APM: How do you define success?

Success is all relative. I grew up in an immigrant, low-income household with a single mom who learned English on weeknights and waitressed on weekends. When I started at Harvard Medical School, I was surrounded by classmates who were smarter than me, more articulate than me, and in many respects—better than me. In a sea of Ivy League graduates, I was one of only a handful of students from a public state school. I was afraid to speak up in small group discussions. I struggled to stand out in my clinical clerkships. How did I survive? I learned to embrace the brilliant minds around me—the future CEOs, public leaders, and research scientists. I collaborated with them. I innovated with them. And in the end—I improved myself. Thanks to the supportive culture at Harvard (and the pass/fail grading system), there was never a real sense of competition—I was the only one who I had to beat. Most importantly, I focused on myself and ended up matching into my #1 choice for ophthalmology residency. Don’t be afraid of competition. Use it as an opportunity to better yourself. Surround yourself with people who are only going to lift you higher. Success is about more than your test scores and grades. It’s about improving yourself and making an impact in your field.

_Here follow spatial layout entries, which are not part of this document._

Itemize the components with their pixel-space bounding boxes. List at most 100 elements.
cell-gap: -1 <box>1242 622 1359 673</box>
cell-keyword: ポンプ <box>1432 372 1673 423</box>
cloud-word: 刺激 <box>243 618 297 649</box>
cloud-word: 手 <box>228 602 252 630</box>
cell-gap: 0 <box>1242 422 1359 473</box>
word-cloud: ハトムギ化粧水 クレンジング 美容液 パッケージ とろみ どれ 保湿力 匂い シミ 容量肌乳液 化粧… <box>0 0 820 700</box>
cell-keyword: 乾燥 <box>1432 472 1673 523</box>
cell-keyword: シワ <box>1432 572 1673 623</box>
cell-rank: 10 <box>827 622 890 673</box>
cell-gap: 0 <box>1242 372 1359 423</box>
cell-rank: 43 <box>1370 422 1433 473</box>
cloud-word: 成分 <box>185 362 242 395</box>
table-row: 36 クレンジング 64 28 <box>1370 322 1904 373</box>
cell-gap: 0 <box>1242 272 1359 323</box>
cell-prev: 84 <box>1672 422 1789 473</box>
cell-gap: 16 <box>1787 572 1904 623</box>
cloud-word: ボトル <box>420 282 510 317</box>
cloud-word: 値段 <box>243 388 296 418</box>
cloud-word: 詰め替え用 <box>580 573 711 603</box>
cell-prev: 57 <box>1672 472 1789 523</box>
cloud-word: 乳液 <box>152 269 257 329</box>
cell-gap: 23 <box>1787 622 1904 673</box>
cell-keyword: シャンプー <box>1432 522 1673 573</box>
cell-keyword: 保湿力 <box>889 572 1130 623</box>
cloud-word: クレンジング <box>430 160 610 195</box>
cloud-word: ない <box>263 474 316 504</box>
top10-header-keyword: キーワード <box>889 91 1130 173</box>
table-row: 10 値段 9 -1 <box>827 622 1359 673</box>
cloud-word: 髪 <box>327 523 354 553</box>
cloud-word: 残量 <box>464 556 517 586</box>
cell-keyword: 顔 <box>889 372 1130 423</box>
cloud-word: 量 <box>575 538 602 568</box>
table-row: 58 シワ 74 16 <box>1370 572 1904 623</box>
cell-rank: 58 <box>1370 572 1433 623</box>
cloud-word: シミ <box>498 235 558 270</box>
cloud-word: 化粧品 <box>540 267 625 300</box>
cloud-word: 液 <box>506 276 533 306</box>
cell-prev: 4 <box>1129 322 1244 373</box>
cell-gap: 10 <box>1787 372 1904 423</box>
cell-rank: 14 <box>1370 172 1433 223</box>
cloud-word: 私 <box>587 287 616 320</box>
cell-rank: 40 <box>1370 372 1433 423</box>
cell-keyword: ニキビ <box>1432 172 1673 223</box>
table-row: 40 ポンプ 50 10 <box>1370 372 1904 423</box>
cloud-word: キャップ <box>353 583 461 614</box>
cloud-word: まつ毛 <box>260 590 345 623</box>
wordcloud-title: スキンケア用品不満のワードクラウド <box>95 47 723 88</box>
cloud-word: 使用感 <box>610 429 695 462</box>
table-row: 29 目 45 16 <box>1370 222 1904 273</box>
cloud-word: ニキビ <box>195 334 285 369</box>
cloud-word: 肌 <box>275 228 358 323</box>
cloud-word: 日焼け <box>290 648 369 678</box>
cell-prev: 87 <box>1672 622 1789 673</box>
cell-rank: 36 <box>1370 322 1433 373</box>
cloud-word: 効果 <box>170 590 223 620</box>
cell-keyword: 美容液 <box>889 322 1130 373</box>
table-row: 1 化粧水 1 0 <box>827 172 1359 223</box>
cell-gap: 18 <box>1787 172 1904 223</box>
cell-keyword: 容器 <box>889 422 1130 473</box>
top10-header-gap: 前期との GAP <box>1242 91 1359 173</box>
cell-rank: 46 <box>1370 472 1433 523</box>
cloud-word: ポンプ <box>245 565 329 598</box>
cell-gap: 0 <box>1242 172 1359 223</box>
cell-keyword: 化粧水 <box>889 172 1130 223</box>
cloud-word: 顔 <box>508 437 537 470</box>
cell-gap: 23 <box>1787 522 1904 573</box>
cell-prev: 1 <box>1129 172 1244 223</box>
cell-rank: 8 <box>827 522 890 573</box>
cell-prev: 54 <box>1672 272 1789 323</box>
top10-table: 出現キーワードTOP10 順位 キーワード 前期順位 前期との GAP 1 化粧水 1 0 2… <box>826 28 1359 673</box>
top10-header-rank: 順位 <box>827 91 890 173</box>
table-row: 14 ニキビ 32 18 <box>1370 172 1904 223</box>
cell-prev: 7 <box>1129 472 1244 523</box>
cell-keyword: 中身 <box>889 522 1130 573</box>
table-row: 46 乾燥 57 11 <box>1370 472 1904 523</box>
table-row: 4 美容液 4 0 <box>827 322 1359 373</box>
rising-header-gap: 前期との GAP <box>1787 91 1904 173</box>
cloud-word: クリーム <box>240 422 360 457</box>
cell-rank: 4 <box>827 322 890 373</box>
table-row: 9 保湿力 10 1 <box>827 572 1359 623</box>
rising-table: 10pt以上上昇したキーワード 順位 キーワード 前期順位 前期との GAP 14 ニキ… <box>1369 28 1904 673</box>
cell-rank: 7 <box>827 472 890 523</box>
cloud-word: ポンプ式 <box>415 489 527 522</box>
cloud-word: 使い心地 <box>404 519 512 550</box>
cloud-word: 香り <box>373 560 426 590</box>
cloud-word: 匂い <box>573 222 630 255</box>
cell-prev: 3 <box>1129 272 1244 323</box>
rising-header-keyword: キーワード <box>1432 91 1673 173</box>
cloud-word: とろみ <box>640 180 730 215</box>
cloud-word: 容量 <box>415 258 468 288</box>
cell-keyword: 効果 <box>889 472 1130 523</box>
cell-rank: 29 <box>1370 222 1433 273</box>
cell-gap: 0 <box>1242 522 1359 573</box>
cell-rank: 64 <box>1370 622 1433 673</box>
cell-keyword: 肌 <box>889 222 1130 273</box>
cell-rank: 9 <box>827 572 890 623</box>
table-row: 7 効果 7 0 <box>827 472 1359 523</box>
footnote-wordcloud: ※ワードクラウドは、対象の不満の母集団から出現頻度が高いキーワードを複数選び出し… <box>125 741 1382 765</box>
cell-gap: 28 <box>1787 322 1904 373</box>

APM: What is your life philosophy?

Good things come to those who work. Yet, with each obstacle, I decided to push forward, asked for expertise, and trusted my gut. I could have taken the “safer” route. I could have waited for the “perfect” job. But instead, I seized a rare opportunity and poured my blood and sweat into it to make it work. Because good things don’t come to those who wait—only to those who work darn hard.

APM: What do you want your legacy to be?

Doctors today come in all different colors, shapes, and sizes. Our job is not easy. We don’t know everything. We are far from invincible. Underneath the whitecoat, we are a diverse group of living, feeling, complex beings that (hopefully) share one mission in common: To alleviate suffering by holding scientific exploration and patient service to the highest standard. This is the type of doctor, mother, and wife I hope to be remembered as.